Nonlocal modification of the Kerr metric

TL;DR

This paper introduces a nonlocal modification to the Kerr metric using an infinite derivative approach, analyzing its effects on rotating black holes and horizon positions.

Contribution

It develops a novel nonlocal Kerr metric model by modifying the Laplace operator with an exponential operator, providing new insights into black hole properties.

Findings

Derived a nonlocal Kerr metric using infinite derivatives.

Numerically analyzed the shift in event horizon due to nonlocality.

Discussed properties of rotating black holes in the nonlocal model.

Abstract

In the present paper, we discuss a nonlocal modification of the Kerr metric. Our starting point is the Kerr-Schild form of the Kerr metric $g_{\mu\nu}=\eta_{\mu\nu}+\Phi l_{\mu}l_{\mu}$. Using Newman's approach we identify a shear free null congruence $\boldsymbol{l}$ with the generators of the null cone with apex at a point $p$ in the complex space.
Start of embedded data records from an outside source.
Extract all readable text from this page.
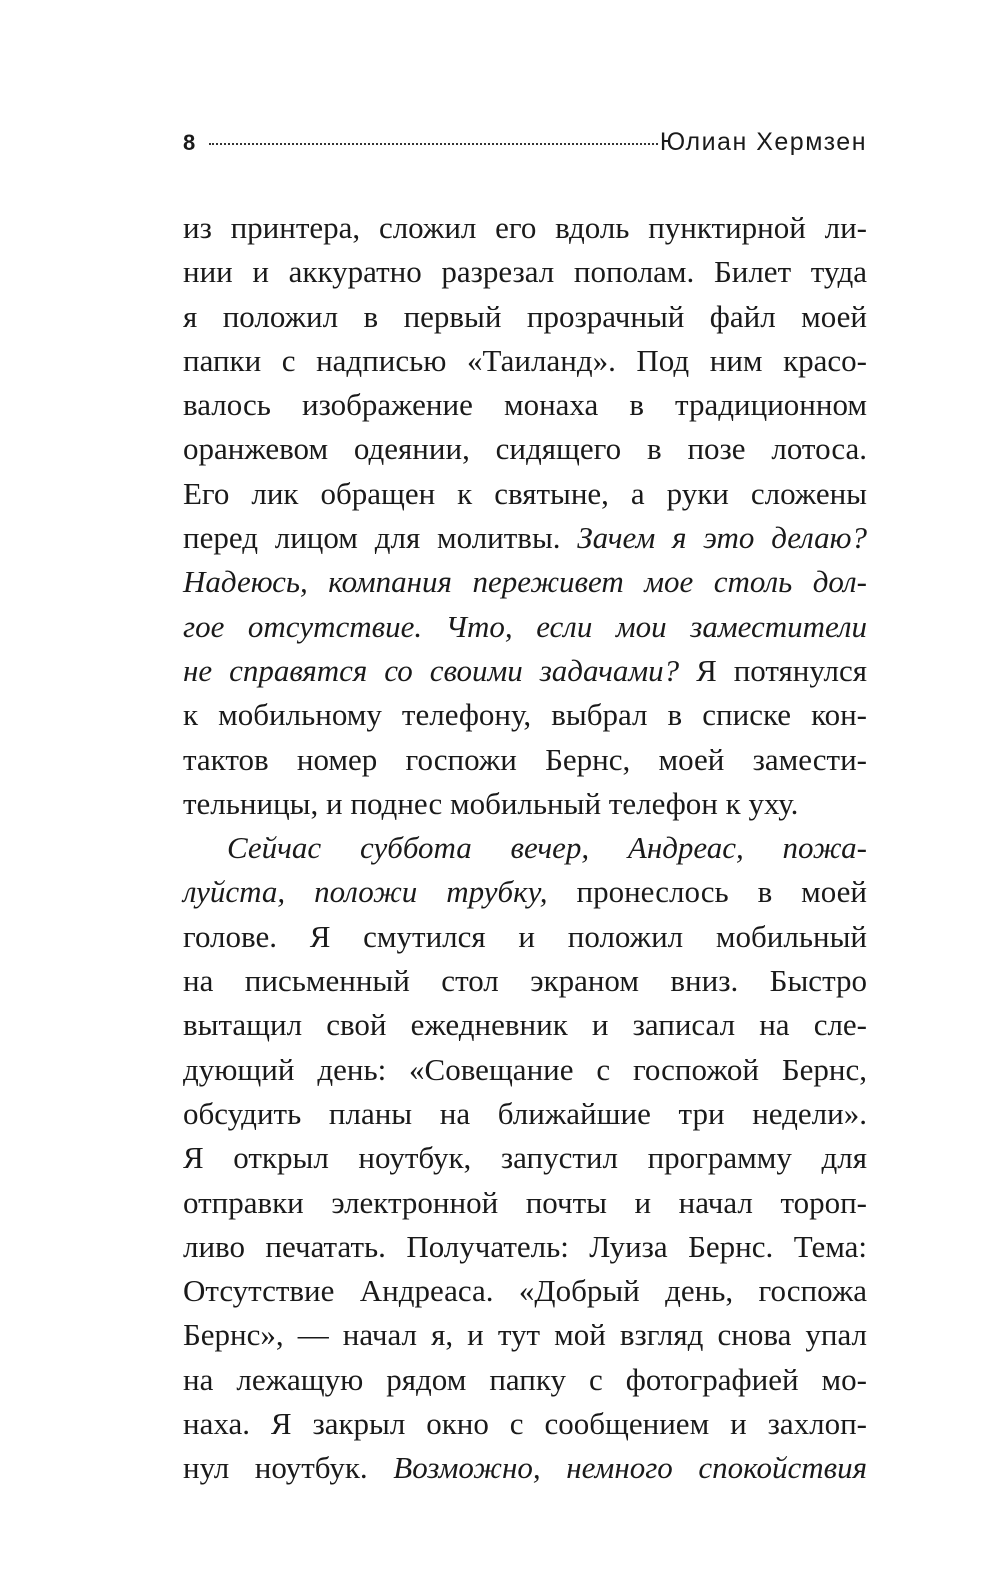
8	Юлиан Хермзен
из принтера, сложил его вдоль пунктирной ли-
нии и аккуратно разрезал пополам. Билет туда
я положил в первый прозрачный файл моей
папки с надписью «Таиланд». Под ним красо-
валось изображение монаха в традиционном
оранжевом одеянии, сидящего в позе лотоса.
Его лик обращен к святыне, а руки сложены
перед лицом для молитвы. Зачем я это делаю?
Надеюсь, компания переживет мое столь дол-
гое отсутствие. Что, если мои заместители
не справятся со своими задачами? Я потянулся
к мобильному телефону, выбрал в списке кон-
тактов номер госпожи Бернс, моей замести-
тельницы, и поднес мобильный телефон к уху.
Сейчас суббота вечер, Андреас, пожа-
луйста, положи трубку, пронеслось в моей
голове. Я смутился и положил мобильный
на письменный стол экраном вниз. Быстро
вытащил свой ежедневник и записал на сле-
дующий день: «Совещание с госпожой Бернс,
обсудить планы на ближайшие три недели».
Я открыл ноутбук, запустил программу для
отправки электронной почты и начал тороп-
ливо печатать. Получатель: Луиза Бернс. Тема:
Отсутствие Андреаса. «Добрый день, госпожа
Бернс», — начал я, и тут мой взгляд снова упал
на лежащую рядом папку с фотографией мо-
наха. Я закрыл окно с сообщением и захлоп-
нул ноутбук. Возможно, немного спокойствия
The Kerr metric is obtained if the potential $\Phi$ is chosen to be a solution of the flat Laplace equation for a point source at the apex $p$. To construct the nonlocal modification of the Kerr metric we modify the Laplace operator $\triangle$ by its nonlocal version $\exp(-\ell^2\triangle)\triangle$. We found the potential $\Phi$ in such an infinite derivative (nonlocal) model and used it to construct the sought-for nonlocal modification of the Kerr metric. The properties of the rotating black holes in this model are discussed. In particular, we derived and numerically solved the equation for a shift of the position of the event horizon due to nonlocality.